I'm sure there are people who delight in this. They have a nice little chat and in the end they either buy whatever they were offered, or not. As far as I could tell, that was all perfectly okay.
But we just wanted to read a damn book in piece, thank you very much.
Oh and guess what: as soon as I left (to bring drinks or go to the bathroom), my wife attracted all the attention immediately.
Another thing we've only discovered after booking the trip: it is apparently pretty much given that at least any Czech visitor will experience strong diarrhoea while being there and there's not really that much you can do about it.
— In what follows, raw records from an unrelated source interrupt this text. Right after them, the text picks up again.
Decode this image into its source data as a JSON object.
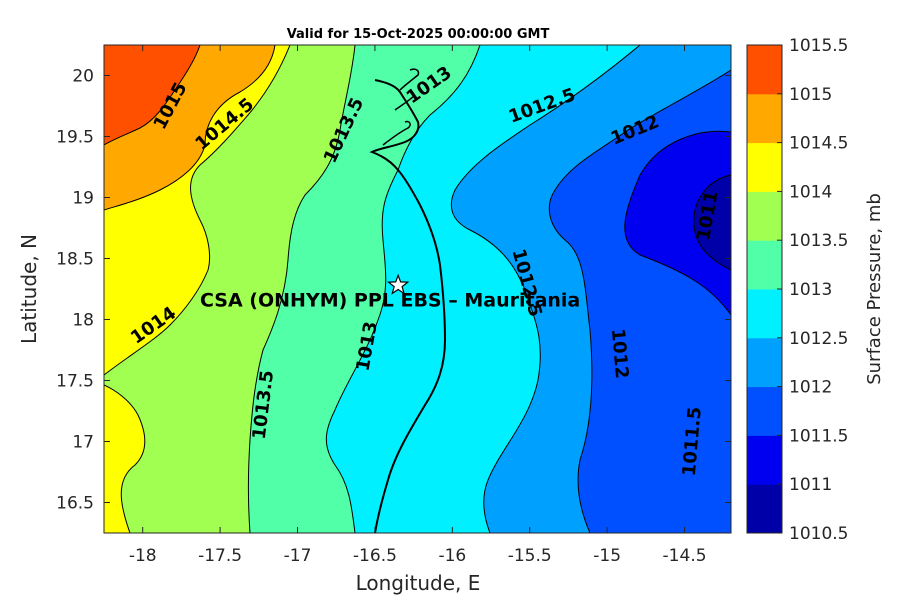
{
  "chart_data": {
    "type": "contour",
    "title": "Valid for 15-Oct-2025 00:00:00 GMT",
    "xlabel": "Longitude, E",
    "ylabel": "Latitude, N",
    "xlim": [
      -18.25,
      -14.2
    ],
    "ylim": [
      16.25,
      20.25
    ],
    "xticks": [
      -18,
      -17.5,
      -17,
      -16.5,
      -16,
      -15.5,
      -15,
      -14.5
    ],
    "xtick_labels": [
      "-18",
      "-17.5",
      "-17",
      "-16.5",
      "-16",
      "-15.5",
      "-15",
      "-14.5"
    ],
    "yticks": [
      16.5,
      17,
      17.5,
      18,
      18.5,
      19,
      19.5,
      20
    ],
    "ytick_labels": [
      "16.5",
      "17",
      "17.5",
      "18",
      "18.5",
      "19",
      "19.5",
      "20"
    ],
    "colorbar": {
      "label": "Surface Pressure, mb",
      "levels": [
        1010.5,
        1011,
        1011.5,
        1012,
        1012.5,
        1013,
        1013.5,
        1014,
        1014.5,
        1015,
        1015.5
      ],
      "tick_labels": [
        "1010.5",
        "1011",
        "1011.5",
        "1012",
        "1012.5",
        "1013",
        "1013.5",
        "1014",
        "1014.5",
        "1015",
        "1015.5"
      ],
      "colors": [
        "#0000a8",
        "#0000f0",
        "#0050ff",
        "#00a0ff",
        "#00f0ff",
        "#50ffa8",
        "#a0ff50",
        "#ffff00",
        "#ffa800",
        "#ff5000",
        "#ff0000"
      ]
    },
    "contour_labels": [
      {
        "text": "1015",
        "lon": -17.82,
        "lat": 19.75,
        "rot": -62
      },
      {
        "text": "1014.5",
        "lon": -17.47,
        "lat": 19.6,
        "rot": -40
      },
      {
        "text": "1013.5",
        "lon": -16.7,
        "lat": 19.55,
        "rot": -65
      },
      {
        "text": "1013",
        "lon": -16.15,
        "lat": 19.92,
        "rot": -35
      },
      {
        "text": "1012.5",
        "lon": -15.42,
        "lat": 19.75,
        "rot": -20
      },
      {
        "text": "1012",
        "lon": -14.82,
        "lat": 19.55,
        "rot": -22
      },
      {
        "text": "1011",
        "lon": -14.35,
        "lat": 18.85,
        "rot": -80
      },
      {
        "text": "1014",
        "lon": -17.93,
        "lat": 17.95,
        "rot": -35
      },
      {
        "text": "1013.5",
        "lon": -17.22,
        "lat": 17.3,
        "rot": -83
      },
      {
        "text": "1013",
        "lon": -16.55,
        "lat": 17.78,
        "rot": -80
      },
      {
        "text": "1012.5",
        "lon": -15.52,
        "lat": 18.3,
        "rot": 75
      },
      {
        "text": "1012",
        "lon": -14.92,
        "lat": 17.72,
        "rot": 85
      },
      {
        "text": "1011.5",
        "lon": -14.45,
        "lat": 17.0,
        "rot": -85
      }
    ],
    "station": {
      "name": "CSA (ONHYM) PPL EBS  – Mauritania",
      "lon": -16.35,
      "lat": 18.28
    }
  }
}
There's actually even a term for the Egypt-induced gastric distress in my native tongue: the Pharaoh's Curse (not sure whether other countries have this -- all the search results talk about legends of actual curses).
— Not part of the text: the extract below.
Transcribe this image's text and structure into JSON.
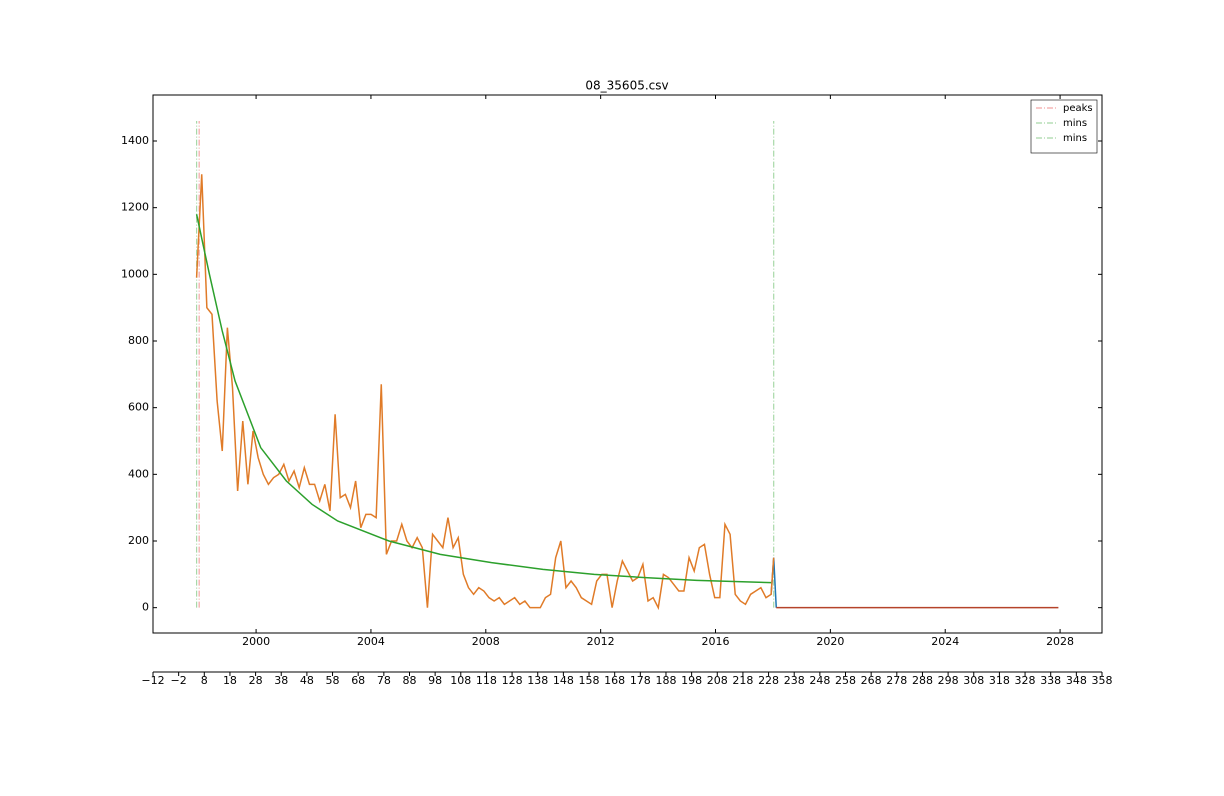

We'd visited our doctor ahead of time, had some meds prescribed, read about what to eat and what to avoid and all that. And until the very last day, nothing happened! We were a little queasy but that was it.
I was gradually feeling more and more smug, thinking it's the idiotic habit of overeating that many Czechs have and that if you don't do that, you'll be just fine.
So of course it hit us really hard on our way back. Which was not pleasant. I don't even know how we managed to get back home, but we've been very sick for about three days after and then it slowly started to get better.
I've never (in my memory) had fevers as high as that (and as seemingly resistant to NSAIDs and the like). Eventually it passed and we got better but yea, that was bad. Like really really bad.
The silver lining here is that it didn't happen on the first day (which would have kind of ruined the whole trip).
But still, especially in my condition I absolutely have to avoid anything that triggers the immune system unnecessarily. This means avoiding infectious diseases, curing them fully and properly when I can't (no ignoring them and pushing past) and of distressingly, not getting any unnecessary vaccines (which makes me disgusted and frightened not to mention genuinely threatened by the seemingly rampant vaccine denial).
In the end, we are both really glad we went there. But, if we knew what we do now, we probably would not have gone an it would have been for the better.
I can deal with the haggling and pushy attitudes towards the tourists if I know what to expect (which I do now). But the lack of freedom and more importantly, the health risks this poses are too much.